Monthly Archives: June 2013

GRBM and automatic feature extraction for noise robust missing data mask estimation

GRBM and automatic feature extraction for noise robust missing data mask estimation

In this paper, GRBM is used as an unsupervised feature extractor to automatically discover features for the prediction of IBM. The GRBM extracted features are then fed into SVM classifiers to predict whether a specific time-frequency unit of the input speech signal should be masked out or not.

Some of the previous work on the field have considered mask estimation as a binary classification problem by training machine learning based classifiers such as GMMs or SVMs with several acoustic features in conjunction. There multi-feature approaches counteract the adverse environmental factors with their comprehensive set of features – cues discriminating between speech and non-speech are effective in non-speech noisy environments [4], whereas directional cues provide information on competing speakers [5,7].

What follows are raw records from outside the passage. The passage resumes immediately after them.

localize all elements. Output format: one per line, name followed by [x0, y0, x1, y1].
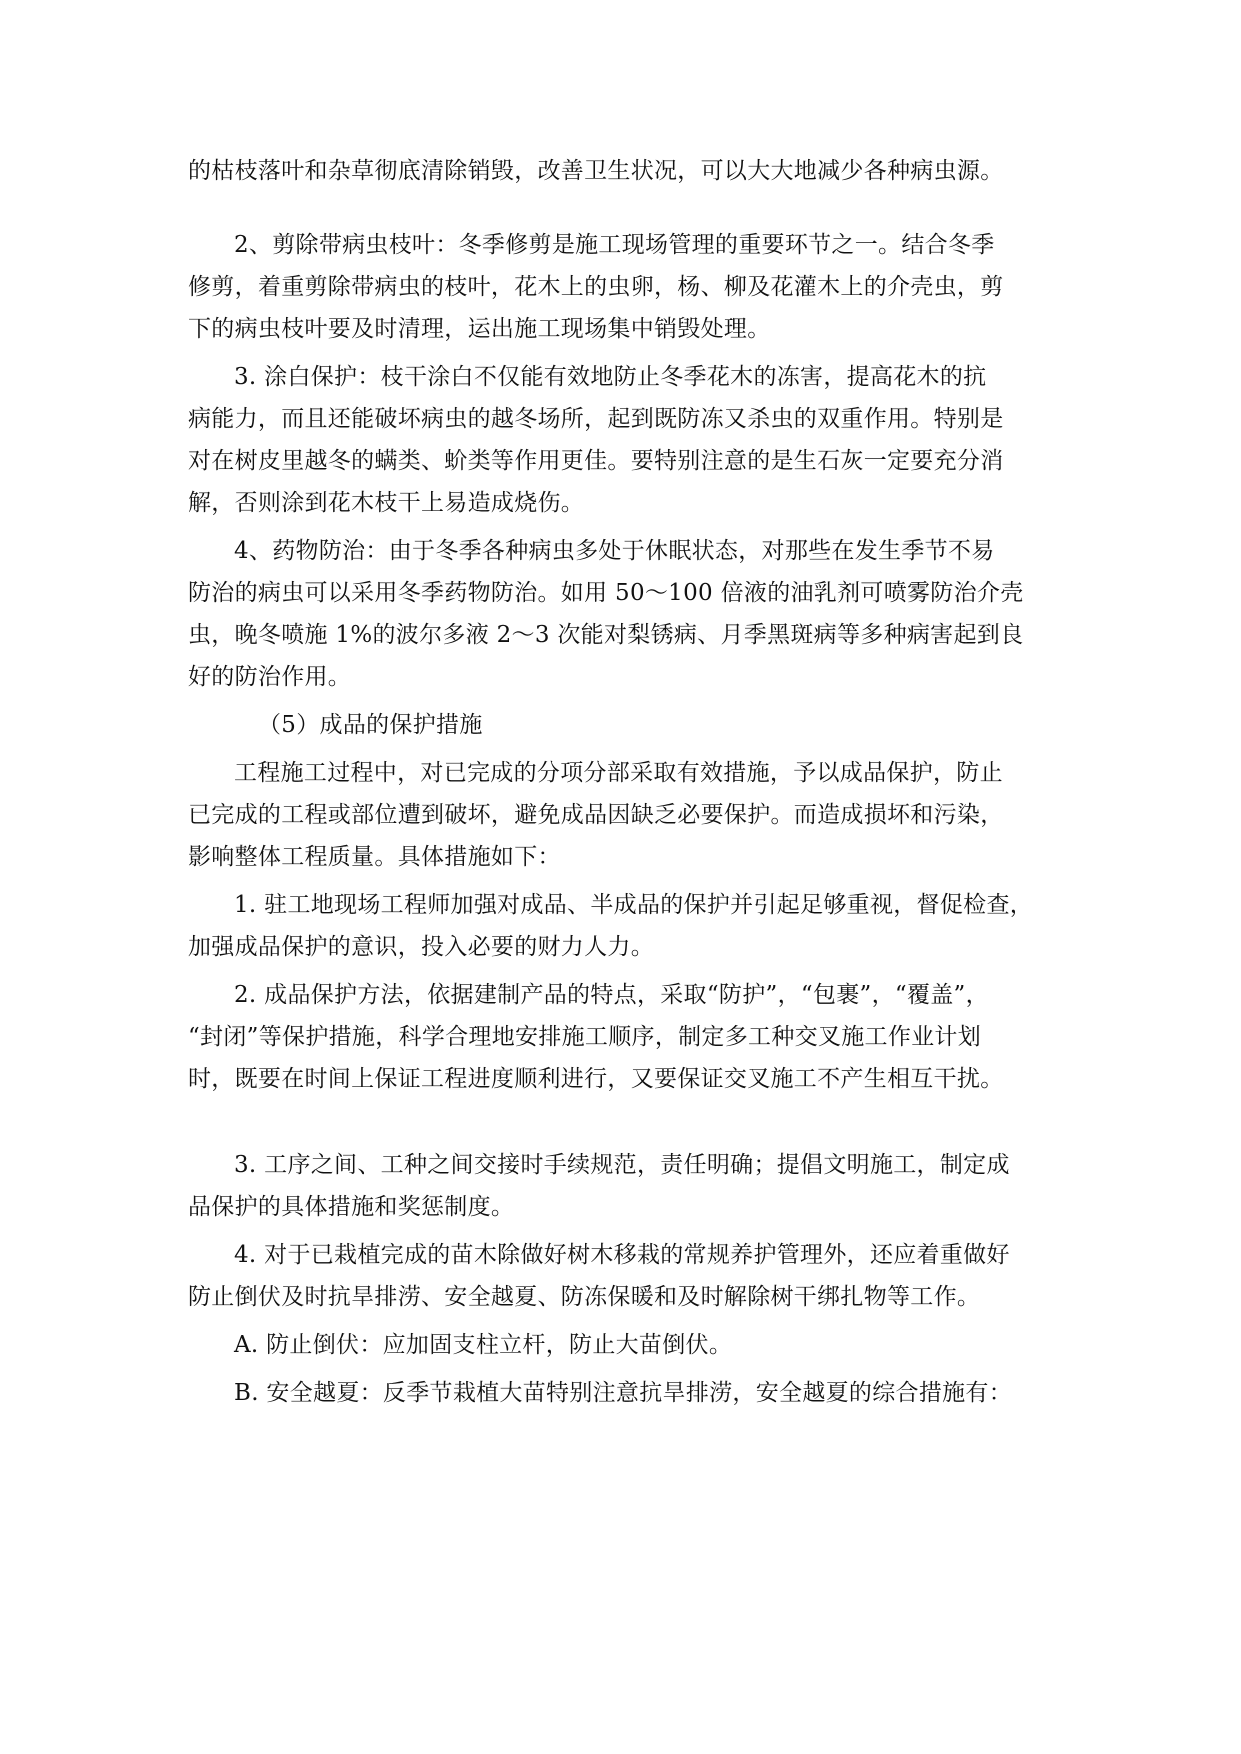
paragraph-line: 加强成品保护的意识，投入必要的财力人力。	[188, 934, 654, 960]
paragraph-line: 已完成的工程或部位遭到破坏，避免成品因缺乏必要保护。而造成损坏和污染，	[188, 802, 1004, 828]
paragraph-line: 影响整体工程质量。具体措施如下：	[188, 844, 561, 870]
paragraph-line: 4. 对于已栽植完成的苗木除做好树木移栽的常规养护管理外，还应着重做好	[234, 1242, 1010, 1268]
paragraph-line: 对在树皮里越冬的螨类、蚧类等作用更佳。要特别注意的是生石灰一定要充分消	[188, 448, 1004, 474]
paragraph-line: 3. 工序之间、工种之间交接时手续规范，责任明确；提倡文明施工，制定成	[234, 1152, 1010, 1178]
paragraph-line: 2、剪除带病虫枝叶：冬季修剪是施工现场管理的重要环节之一。结合冬季	[234, 232, 995, 258]
paragraph-line: 下的病虫枝叶要及时清理，运出施工现场集中销毁处理。	[188, 316, 771, 342]
paragraph-line: 防治的病虫可以采用冬季药物防治。如用 50～100 倍液的油乳剂可喷雾防治介壳	[188, 580, 1024, 606]
paragraph-line: A. 防止倒伏：应加固支柱立杆，防止大苗倒伏。	[234, 1332, 733, 1358]
paragraph-line: 好的防治作用。	[188, 664, 352, 690]
paragraph-line: 解，否则涂到花木枝干上易造成烧伤。	[188, 490, 585, 516]
paragraph-line: 1. 驻工地现场工程师加强对成品、半成品的保护并引起足够重视，督促检查，	[234, 892, 1034, 918]
paragraph-line: B. 安全越夏：反季节栽植大苗特别注意抗旱排涝，安全越夏的综合措施有：	[234, 1380, 1013, 1406]
paragraph-line: “封闭”等保护措施，科学合理地安排施工顺序，制定多工种交叉施工作业计划	[188, 1024, 982, 1050]
paragraph-line: 病能力，而且还能破坏病虫的越冬场所，起到既防冻又杀虫的双重作用。特别是	[188, 406, 1004, 432]
section-heading: （5）成品的保护措施	[258, 712, 483, 738]
paragraph-line: 工程施工过程中，对已完成的分项分部采取有效措施，予以成品保护，防止	[234, 760, 1003, 786]
paragraph-line: 虫，晚冬喷施 1%的波尔多液 2～3 次能对梨锈病、月季黑斑病等多种病害起到良	[188, 622, 1024, 648]
paragraph-line: 时，既要在时间上保证工程进度顺利进行，又要保证交叉施工不产生相互干扰。	[188, 1066, 1004, 1092]
paragraph-line: 的枯枝落叶和杂草彻底清除销毁，改善卫生状况，可以大大地减少各种病虫源。	[188, 158, 1004, 184]
paragraph-line: 品保护的具体措施和奖惩制度。	[188, 1194, 515, 1220]
paragraph-line: 4、药物防治：由于冬季各种病虫多处于休眠状态，对那些在发生季节不易	[234, 538, 995, 564]
paragraph-line: 防止倒伏及时抗旱排涝、安全越夏、防冻保暖和及时解除树干绑扎物等工作。	[188, 1284, 981, 1310]
document-page	[188, 0, 1063, 1754]
paragraph-line: 修剪，着重剪除带病虫的枝叶，花木上的虫卵，杨、柳及花灌木上的介壳虫，剪	[188, 274, 1004, 300]
paragraph-line: 2. 成品保护方法，依据建制产品的特点，采取“防护”，“包裹”，“覆盖”，	[234, 982, 989, 1008]
paragraph-line: 3. 涂白保护：枝干涂白不仅能有效地防止冬季花木的冻害，提高花木的抗	[234, 364, 987, 390]
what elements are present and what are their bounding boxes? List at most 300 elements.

As an alternative to basing the multi-feature approach on a set of “design” features, a GRBM can be trained to learn the acoustical patterns for an arguable better performing set of features.

Ultimately, the confrontation between design and automatically learned features reduces to quantity versus quality; the discrimination power of a single automatically learned feature may be small but the number of them can be made arbitrarily large, whereas a single design feature such as interaural time difference or interaural level difference may be effective alone but the overall number of them is usually much smaller.

In some of the previous studies, the common approach for time-frequency unit classification has been to develop descriptive heuristic measures, or design features, some of which are processed through a rather complex model [4,5]. However, relevant information may be lost when data is described in just a few features, especially for the speech signals.

Similarly, a recent study by Wang et al. [23] suggested combining a number of standard ASR features that were less processed than design features for missing data mask estimation.

The paper compares the GRBM learnt features versus 14 design features on a dual channel multisource reverberate CHiME corpus.

The cross-correlation vectors from bandpass filtered speech signals were used as input to the GRBM to generate a set of features. A single GRBM with 50 hidden units was trained with 20,000 coefficient normalized sample vectors in 2000 epochs and a mini-batch size of 64. NReLU hidden units, CD with the enhanced gradient and adaptive learning rate were used. A single standard deviation was shared and learned for all visible units.

Frequency dependent SVMs with RBF kernels are trained to predict IBMs, which are computed from the parallel data from CHiME. For IBM computation, SNRs above 0 are marked as reliable.

In evaluation, TF regions of the estimated masks that contained less than 20 connected reliable elements were removed from the masks.

Cluster-based imputation (CBI) is used to reconstruct the missing data. In CBI, a GMM is created to represent the distribution of feature vectors of clean speech. The model is used to fill the missing values of the observed feature vector with the most probable values. CBI assumes that the reliable components of the observation vector are the real values of a clean speech feature vector and unrealiable components represent an upper bound to the clean speech estimate; this is derived from the additive noise assumption which states that the energy of a singal with additive noise is always higher than the energy of a clean signal.

The recognition system is GMM-HMM LVCSR system.

The 14 design features used in the baseline conventional mask estimation system for comparisons are: modulation-filtered spectrogram, mean-to-peak-ratio and gradient of the temporal envelop, harmonic and  inharmonic energies, noise estimates from long-term inharmonic energy and channel difference, noise gain, spectral flatness, subband energy to subband noise floor ratio, ITD, ILD, peak ITD and interaural coherence.